シンプルに表現すると、相場が本格下落途上にある時は、買い介入をしても一時的なものとなる確率が高い一方、相場が底値圏にあって今後反転・上昇に転じるタイミングが近づいている時は、買い介入の効果が高いということです。あの1995年当時についても、3月に、それまでの安値96.11円(94年11月に示現)をブレイクしたことで、巨額のロスカット注文が発注され、ドル急落した局面では、介入効果はほとんどありませんでした。
95年4月に1ドル=79.75円を示現した時も世界中から円売りポジションのロスカットが大量に入る場面であったことから、為替介入の効果はほとんどありませんでした。まさに、スムージングオペレーションと言う、流動性を加えながら、市場の動きを滑らかにするという役割に徹していたとも言えましょう。
しかし、ドル円史上最安値を付けた後、しばらくの間、相場が落ち着いて、次第に自律反転を始め、88円前後で推移していた95年8月に実施されたドル買い円売り介入は抜群の効果を発揮しました。結局、下落していく途上で、世界中の誰もがドル売り円買いに躍起になっている場面では、幾ら大量のドル買い円売り買い介入を行ってもさほど効果がなかったものの、ポジション調整が一巡して段階で実施された介入の効果は甚大であったわけです。
つまりは、市場参加者の多くがドルロング・円ショートポジションをロスカットした後、ポジションがこなれて、むしろ、市場のセンチメントが逆に、ドルベア・円ブルという状況になって、ようやく、ドル買い円売りの介入効果が発揮されたと解釈することも出来ます。ただ、ここで難題が生じます。上記のような解釈は、相場が終了してからは、いかようにでも解説を行うことが可能であり、まさに「後講釈」は理路整然となるわけです。実際に相場に入っている最中に、世の中のポジション整理がどこまで進んだか、相場が自律反転の局面に入ったのかどうかは、なかなか分からないのが実情です。

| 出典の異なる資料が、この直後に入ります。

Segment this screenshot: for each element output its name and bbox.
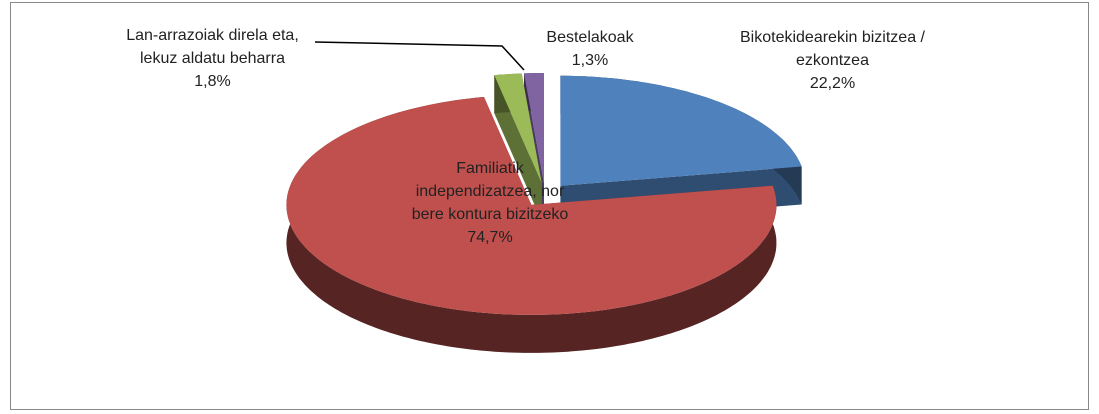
leader-line [314, 41, 525, 71]
slice [494, 73, 542, 184]
value-label: 22,2% [809, 75, 856, 92]
slice [286, 97, 777, 315]
data-label: Familiatik independizatzea, nor bere kon… [400, 157, 580, 249]
slice [524, 73, 544, 183]
category-label: Lan-arrazoiak direla eta, lekuz aldatu b… [126, 27, 299, 67]
data-label: Lan-arrazoiak direla eta, lekuz aldatu b… [110, 24, 315, 93]
data-label: Bikotekidearekin bizitzea / ezkontzea 22,… [735, 26, 930, 95]
category-label: Bestelakoak [546, 29, 634, 46]
category-label: Bikotekidearekin bizitzea / ezkontzea [740, 29, 925, 69]
value-label: 1,3% [571, 52, 609, 69]
category-label: Familiatik independizatzea, nor bere kon… [411, 160, 569, 223]
value-label: 1,8% [194, 73, 231, 90]
slice [560, 75, 802, 186]
data-label: Bestelakoak 1,3% [520, 26, 660, 72]
value-label: 74,7% [467, 229, 513, 246]
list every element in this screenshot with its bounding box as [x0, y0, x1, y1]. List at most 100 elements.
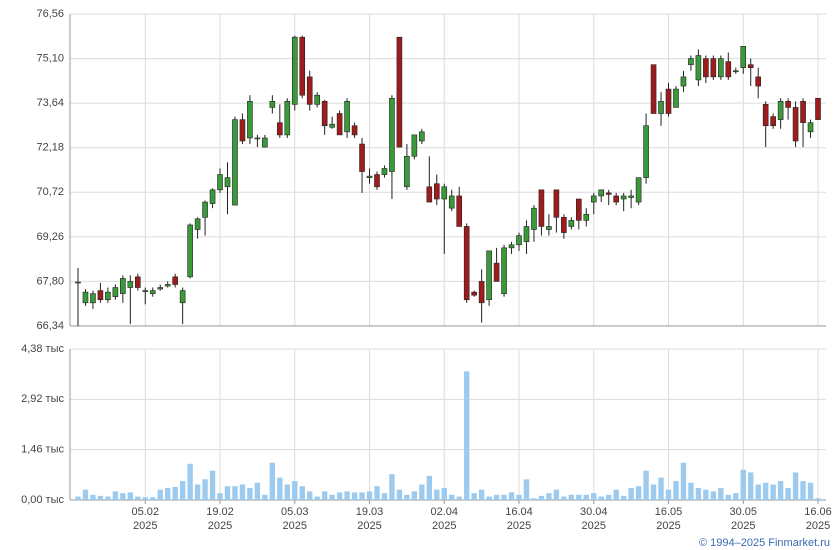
x-tick-label: 2025	[507, 520, 531, 532]
volume-bar	[336, 492, 343, 500]
candle-body	[277, 122, 283, 136]
candle-body	[792, 107, 799, 142]
volume-bar	[807, 482, 814, 500]
candle-body	[404, 155, 410, 188]
volume-bar	[344, 491, 350, 500]
volume-bar	[680, 462, 687, 500]
x-tick-label: 2025	[656, 520, 680, 532]
volume-bar	[389, 474, 395, 500]
candle-body	[680, 76, 687, 87]
candle-body	[516, 235, 522, 246]
candle-body	[314, 94, 320, 105]
volume-bar	[748, 472, 754, 500]
candle-body	[359, 143, 365, 172]
candle-body	[665, 88, 672, 114]
candle-body	[396, 36, 403, 148]
candle-body	[426, 186, 433, 203]
x-tick-label: 19.02	[206, 506, 234, 518]
candle-body	[605, 192, 612, 195]
candle-body	[718, 58, 724, 78]
candle-body	[157, 287, 164, 290]
volume-bar	[202, 479, 208, 500]
candle-body	[120, 278, 126, 294]
y-tick-label: 66,34	[36, 320, 64, 332]
candle-body	[523, 226, 530, 243]
volume-bar	[546, 493, 552, 500]
volume-bar	[755, 484, 761, 500]
volume-bar	[478, 489, 485, 500]
volume-bar	[381, 493, 388, 500]
volume-bar	[591, 493, 597, 500]
volume-bar	[217, 493, 223, 500]
y-tick-label: 72,18	[36, 142, 64, 154]
candle-body	[695, 55, 702, 81]
volume-bar	[658, 477, 664, 500]
y-tick-label: 1,46 тыс	[21, 444, 64, 456]
x-tick-label: 19.03	[356, 506, 384, 518]
candle-body	[508, 244, 515, 249]
candle-body	[673, 88, 679, 108]
volume-bar	[561, 496, 567, 500]
candle-body	[172, 276, 178, 285]
volume-bar	[374, 486, 380, 500]
volume-bar	[112, 491, 119, 500]
volume-bar	[501, 494, 507, 500]
y-tick-label: 67,80	[36, 275, 64, 287]
candle-body	[463, 226, 470, 301]
candle-body	[486, 250, 492, 301]
volume-bar	[179, 481, 186, 500]
candle-body	[142, 290, 149, 292]
candle-body	[478, 281, 485, 304]
volume-bar	[493, 494, 500, 500]
candle-body	[643, 125, 649, 178]
candle-body	[635, 177, 642, 203]
candle-body	[179, 290, 186, 304]
candle-body	[284, 101, 291, 136]
candle-body	[254, 137, 261, 140]
candle-body	[262, 137, 268, 148]
volume-bar	[239, 484, 246, 500]
volume-bar	[523, 479, 530, 500]
candle-body	[628, 195, 634, 198]
volume-bar	[359, 492, 365, 500]
volume-bar	[262, 494, 268, 500]
volume-bar	[232, 486, 238, 500]
y-tick-label: 2,92 тыс	[21, 393, 64, 405]
volume-bar	[733, 493, 739, 500]
volume-bar	[157, 489, 163, 500]
x-tick-label: 2025	[283, 520, 307, 532]
candle-body	[194, 218, 201, 230]
x-tick-label: 2025	[806, 520, 830, 532]
x-tick-label: 02.04	[430, 506, 458, 518]
candle-body	[576, 198, 582, 221]
candle-body	[329, 123, 335, 128]
candle-body	[217, 174, 223, 191]
candle-body	[75, 281, 81, 284]
volume-bar	[785, 487, 791, 500]
candle-body	[127, 281, 134, 288]
volume-bar	[538, 495, 545, 500]
candle-body	[97, 290, 104, 301]
volume-bar	[419, 484, 425, 500]
volume-bar	[486, 496, 492, 500]
y-tick-label: 0,00 тыс	[21, 494, 64, 506]
volume-bar	[187, 463, 193, 500]
volume-bar	[576, 494, 582, 500]
volume-bar	[224, 486, 231, 500]
candle-body	[538, 189, 545, 227]
candle-body	[433, 183, 440, 200]
candle-body	[247, 101, 253, 139]
x-tick-label: 16.06	[804, 506, 832, 518]
x-tick-label: 2025	[357, 520, 381, 532]
candle-body	[762, 104, 769, 127]
candle-body	[501, 247, 507, 294]
volume-bar	[314, 496, 320, 500]
x-tick-label: 2025	[432, 520, 456, 532]
volume-bar	[277, 477, 283, 500]
volume-bar	[307, 491, 313, 500]
volume-bar	[703, 489, 709, 500]
x-tick-label: 2025	[731, 520, 755, 532]
volume-bar	[351, 492, 358, 500]
candle-body	[202, 201, 208, 218]
candle-body	[553, 189, 560, 218]
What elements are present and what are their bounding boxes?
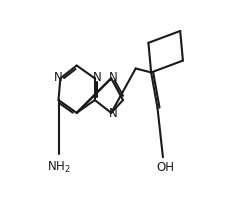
- Text: NH$_2$: NH$_2$: [46, 160, 70, 175]
- Text: N: N: [109, 71, 117, 84]
- Text: N: N: [92, 71, 101, 84]
- Text: N: N: [53, 71, 62, 84]
- Text: OH: OH: [155, 161, 173, 174]
- Text: N: N: [109, 107, 117, 120]
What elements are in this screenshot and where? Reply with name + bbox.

シカゴIMMのポジション残高を参考にしたり、市場参加者のポジションを辺り構わず聞きまくったりして、市場のポジションの偏りを調べるという作業に意味がないわけではありませんが、やはり、分析結果への信頼度合いは、不透明、不正確と言わざるをえません。ましてや、通貨当局の姿勢についての解釈となると、まさに雲を掴むようなものであり、市場の真っ只中にいる市場参加者にとっては、難題以外の何物でもないと言えます。
■そんな暗中模索の中にあって、僅かな明かりを灯してくれたのは、やはり、チャートでしょう。チャートには、ありとあらゆる情報が織り込まれており、分析方法さえ間違わなければ、100パーセントでなくても、かなり正確な指針を与えてくれるからです。ところで、先ほど、「相場の地合い」と申し上げましたが、この「相場の地合い」に最も影響を与える要因は、「時間」です。何故なら、相場は「時間」の影響を受けて動いているからです。相場はタイミングが全てと言いますが、実際のところ、相場そのものの動きが「時間」の影響を大いに受けているわけです。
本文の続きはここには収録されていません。